Here are the signs to look for when assessing for whether an animal is rabid:
- unaware of nearby noise or movement
- wandering erratically
- discharge from eyes or mouth
- wet and matted facial fur
- high-pitched vocalizations
- self-mutilation (biting or chewing on themselves)
If you see an animal exhibiting these signs, call your local animal control or police.
Raccoons and pets…
Raccoons are not normally aggressive toward people, but pet encounters can occur when dogs chase raccoons or when cats get into scraps with them, and raccoons may prey on chickens or rabbits in poorly designed outdoor housing. Given the possibility for disease transferral—such as rabies, canine distemper or feline parvovirus—you want to pre-empt encounters by taking several basic precautions:
- Keep pets on leash or accompany them when they are in the yard.
- Keep pets out of crawl spaces that may harbor a raccoon latrine.
- Feed pets inside. If you opt to feed outside, only do so when you are present to monitor them.
- Keep small caged pets indoors or in heavily constructed shelters that cannot be compromised by a hungry raccoon or other predator.
- Latch pet doors at night, or outfit them with radio-sensors that only admit your pet, wearing a signal-emitting collar.
Clean-up of raccoon latrines…
Diseases—including roundworm and Leptospirosis—can be spread from exposure to accumulated raccoon feces. Hiring a professional to clean up raccoon latrines is often the smartest decision. If doing the task yourself, though, follow CDC guidelines:
- Protect your hands and feet with disposable rubber gloves and booties (or rubber boots that can be scrubbed).

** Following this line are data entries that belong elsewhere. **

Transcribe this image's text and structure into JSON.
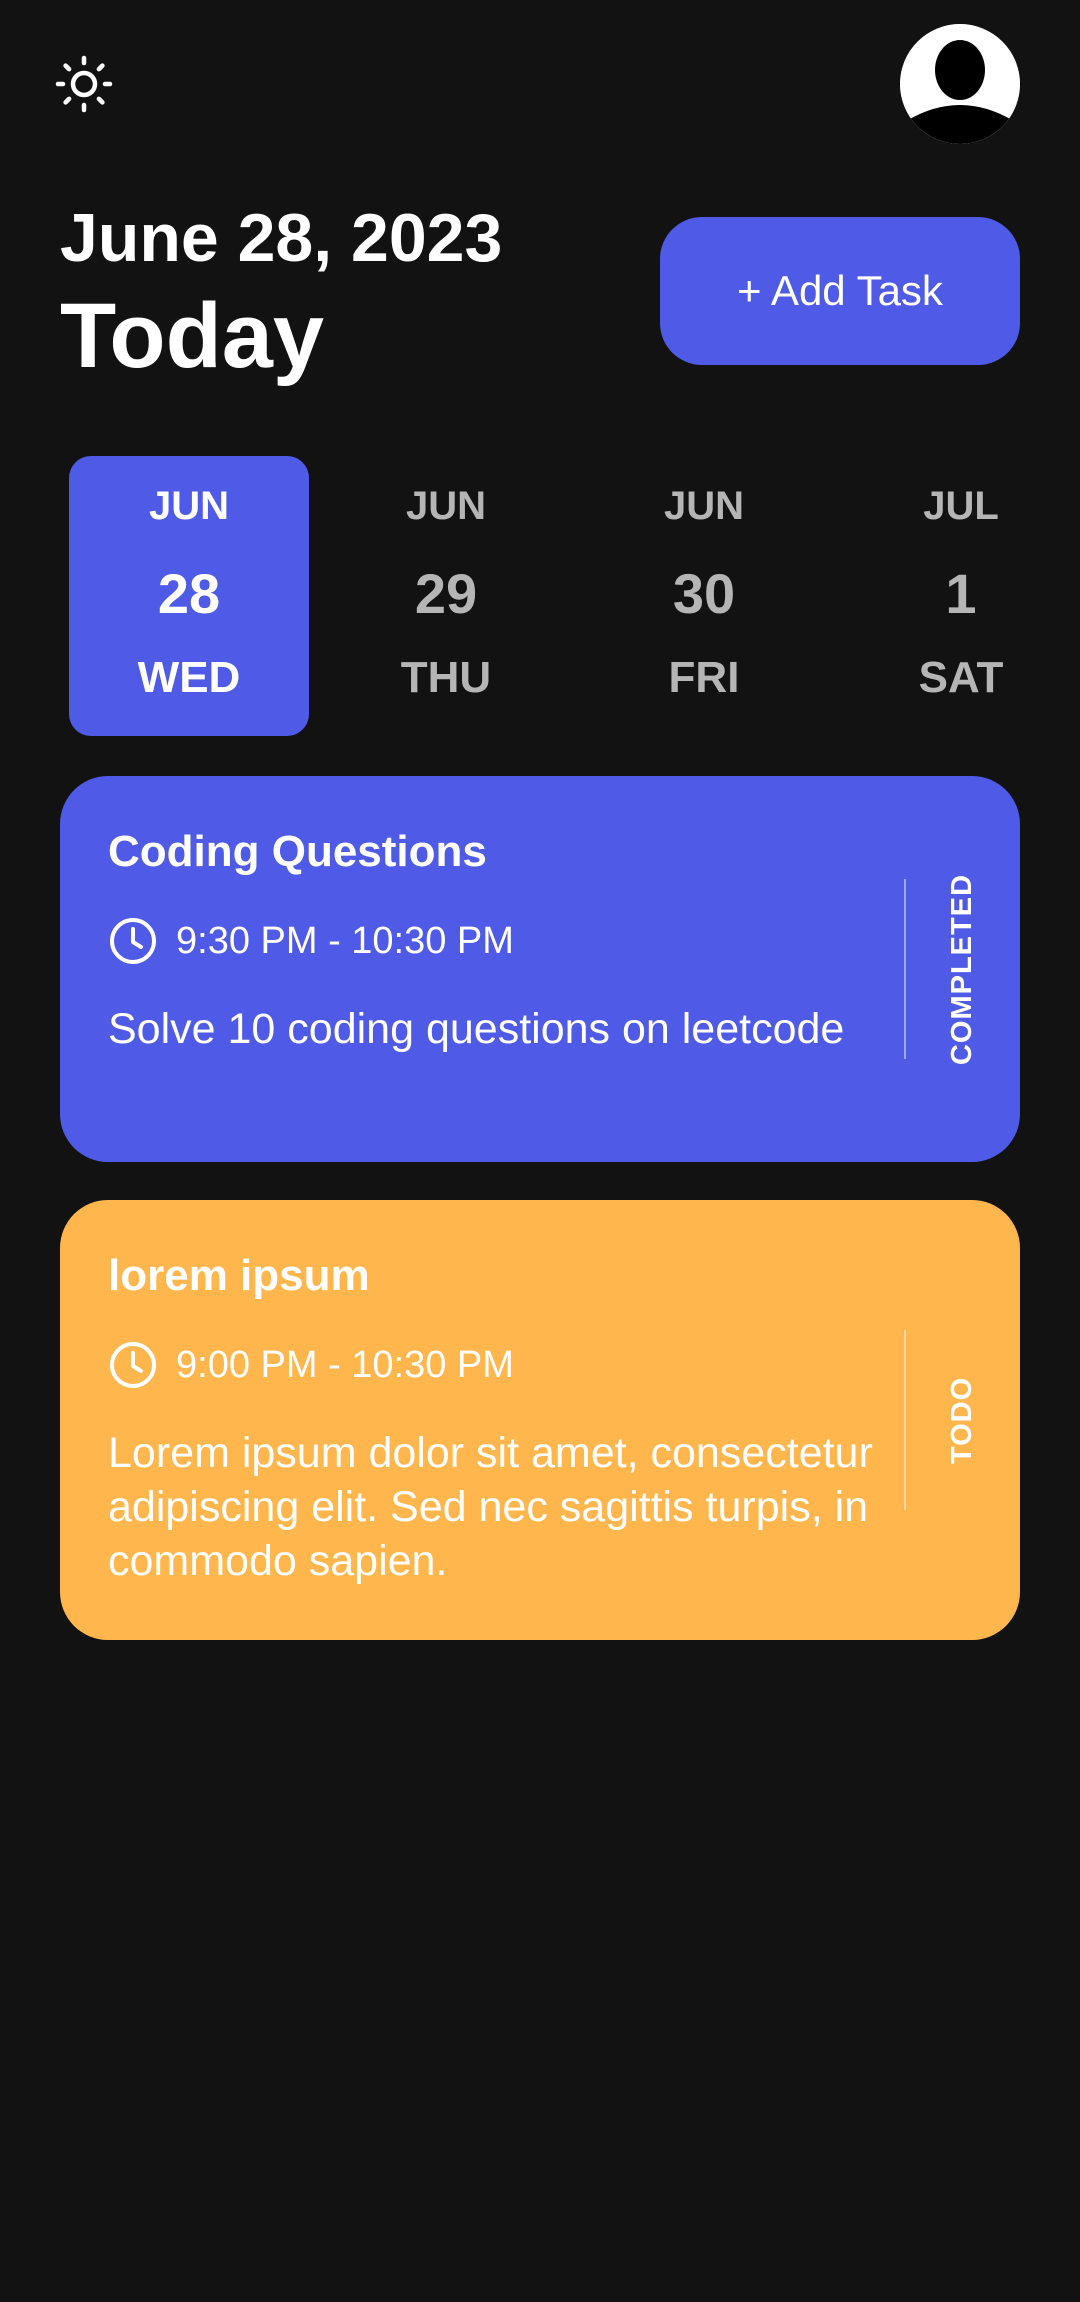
{
  "header": {
    "theme_icon": "sun-icon",
    "avatar_icon": "user-silhouette-icon",
    "date": "June 28, 2023",
    "today": "Today",
    "add_task_label": "+ Add Task"
  },
  "colors": {
    "background": "#121212",
    "accent": "#4f5be6",
    "todo": "#ffb74d",
    "inactive_text": "#b5b5b5"
  },
  "days": [
    {
      "month": "JUN",
      "day": "28",
      "weekday": "WED",
      "selected": true
    },
    {
      "month": "JUN",
      "day": "29",
      "weekday": "THU",
      "selected": false
    },
    {
      "month": "JUN",
      "day": "30",
      "weekday": "FRI",
      "selected": false
    },
    {
      "month": "JUL",
      "day": "1",
      "weekday": "SAT",
      "selected": false
    }
  ],
  "tasks": [
    {
      "title": "Coding Questions",
      "time": "9:30 PM - 10:30 PM",
      "description": "Solve 10 coding questions on leetcode",
      "status": "COMPLETED",
      "color": "#4f5be6",
      "icon": "clock-icon"
    },
    {
      "title": "lorem ipsum",
      "time": "9:00 PM - 10:30 PM",
      "description": "Lorem ipsum dolor sit amet, consectetur adipiscing elit. Sed nec sagittis turpis, in commodo sapien.",
      "status": "TODO",
      "color": "#ffb74d",
      "icon": "clock-icon"
    }
  ]
}
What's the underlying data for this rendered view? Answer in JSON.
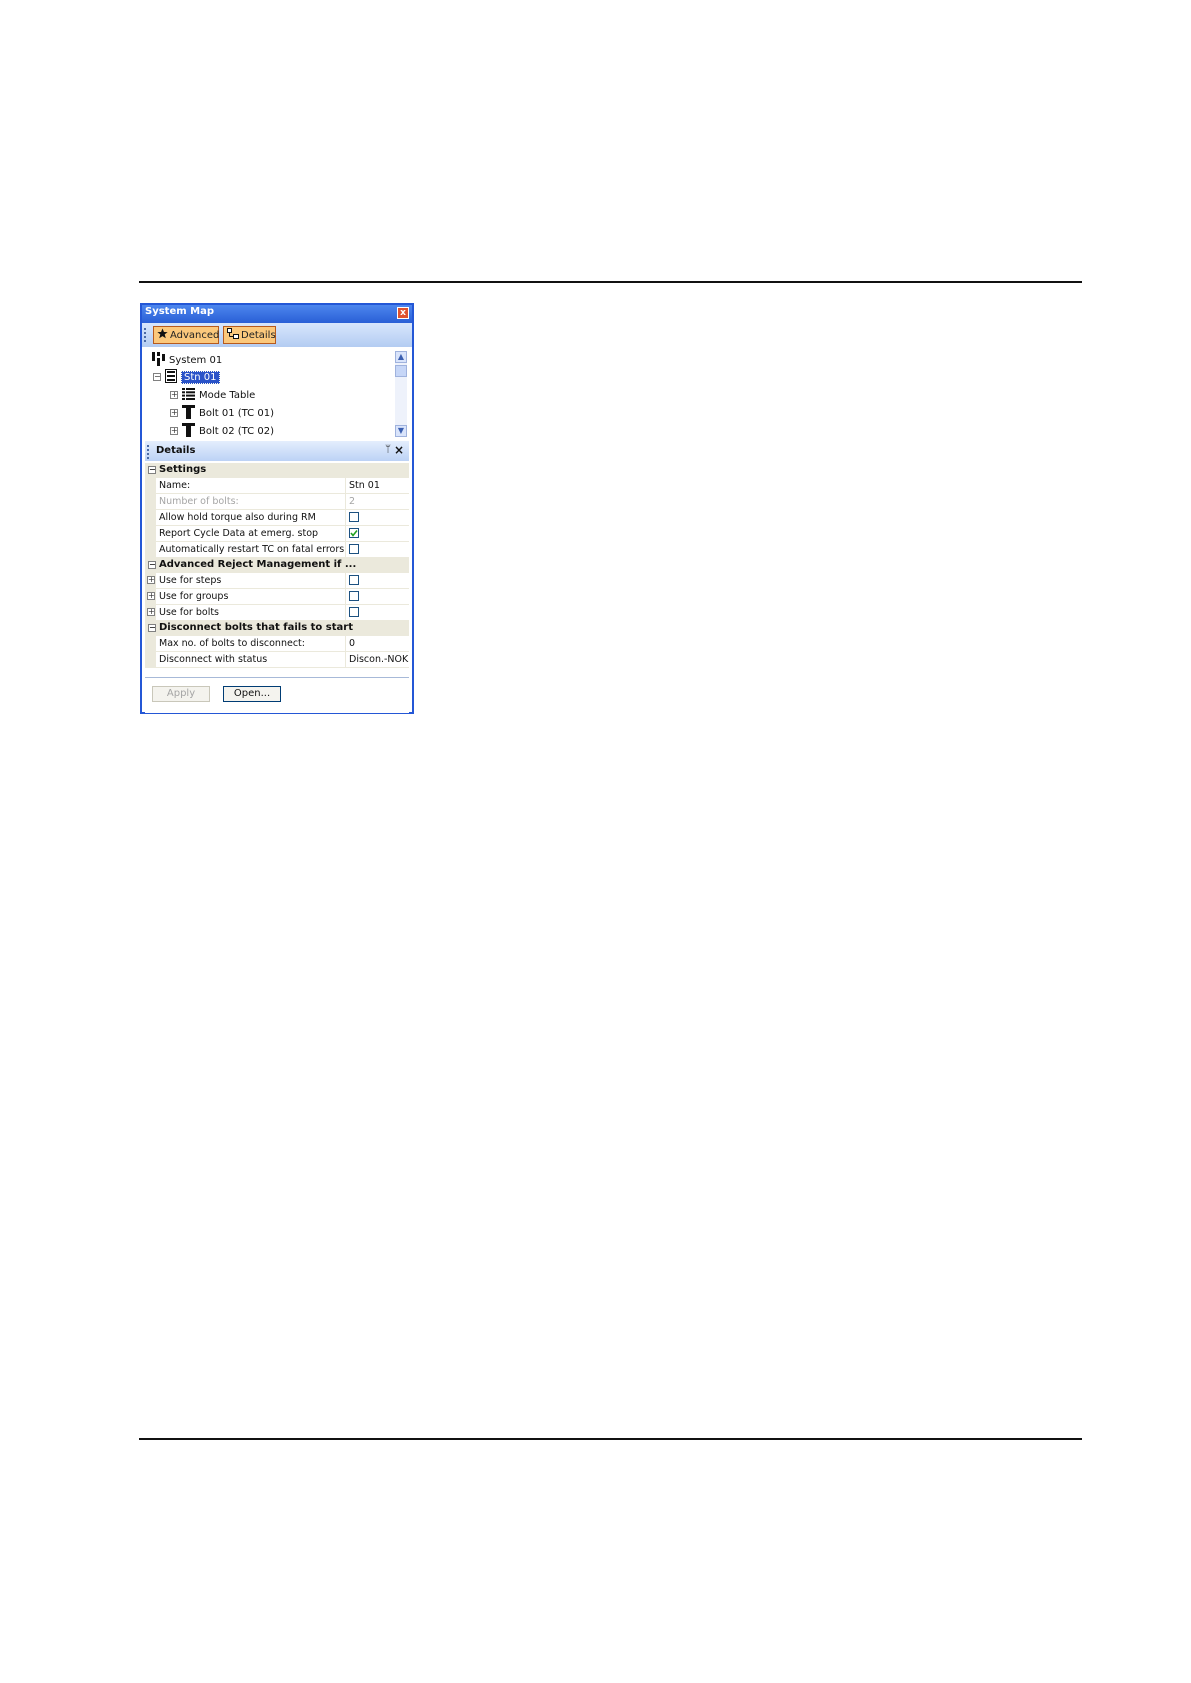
{
  "window": {
    "title": "System Map",
    "close_label": "x"
  },
  "toolbar": {
    "advanced_label": "Advanced",
    "details_label": "Details"
  },
  "tree": {
    "items": [
      {
        "label": "System 01"
      },
      {
        "label": "Stn 01",
        "selected": true
      },
      {
        "label": "Mode Table"
      },
      {
        "label": "Bolt 01 (TC 01)"
      },
      {
        "label": "Bolt 02 (TC 02)"
      }
    ]
  },
  "details": {
    "title": "Details",
    "pin_glyph": "ᛘ",
    "close_glyph": "×",
    "categories": [
      {
        "label": "Settings"
      },
      {
        "label": "Advanced Reject Management if ..."
      },
      {
        "label": "Disconnect bolts that fails to start"
      }
    ],
    "rows": [
      {
        "name": "Name:",
        "value": "Stn 01"
      },
      {
        "name": "Number of bolts:",
        "value": "2"
      },
      {
        "name": "Allow hold torque also during RM",
        "checked": false
      },
      {
        "name": "Report Cycle Data at emerg. stop",
        "checked": true
      },
      {
        "name": "Automatically restart TC on fatal errors",
        "checked": false
      },
      {
        "name": "Use for steps",
        "checked": false
      },
      {
        "name": "Use for groups",
        "checked": false
      },
      {
        "name": "Use for bolts",
        "checked": false
      },
      {
        "name": "Max no. of bolts to disconnect:",
        "value": "0"
      },
      {
        "name": "Disconnect with status",
        "value": "Discon.-NOK"
      }
    ]
  },
  "footer": {
    "apply_label": "Apply",
    "open_label": "Open..."
  },
  "colors": {
    "titlebar": "#2a5fd6",
    "toolbar_button": "#fbc87c",
    "selection": "#2952c8",
    "category_bg": "#ebe9dc"
  }
}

- Protect your lungs by wearing an N95-rated respirator (available at your hardware store).
- Minimize the potential for dust to be stirred up during cleanup of a raccoon latrine by first misting the area with water using a spray bottle.
- Use a shovel or an inverted plastic bag to remove feces and any material that it has touched.
- Burn or bury the feces and contaminated material, or bag it and send it to a landfill.
- Treat outside feces-soiled surfaces with boiling water. Wipe inside feces-contaminated areas repeatedly with a damp sponge, rinsing frequently in a bucket of hot, soapy water. When done, flush the water.
- Next, use boiling water to disinfect the shovel and bucket, and dispose of the contaminated sponge in a plastic bag.
- If you used rubber boots, scrub them with hot soapy water. Disposable booties and gloves should be thrown away in a plastic bag.
- Wash hands thoroughly with soap and warm running water.
- Wash clothing with hot water and detergent.
- Wash hands again after putting clothing into the washer.
Note: If raccoon feces have been found on your woodpile, do not bring any potentially affected logs into the house—burn them outside.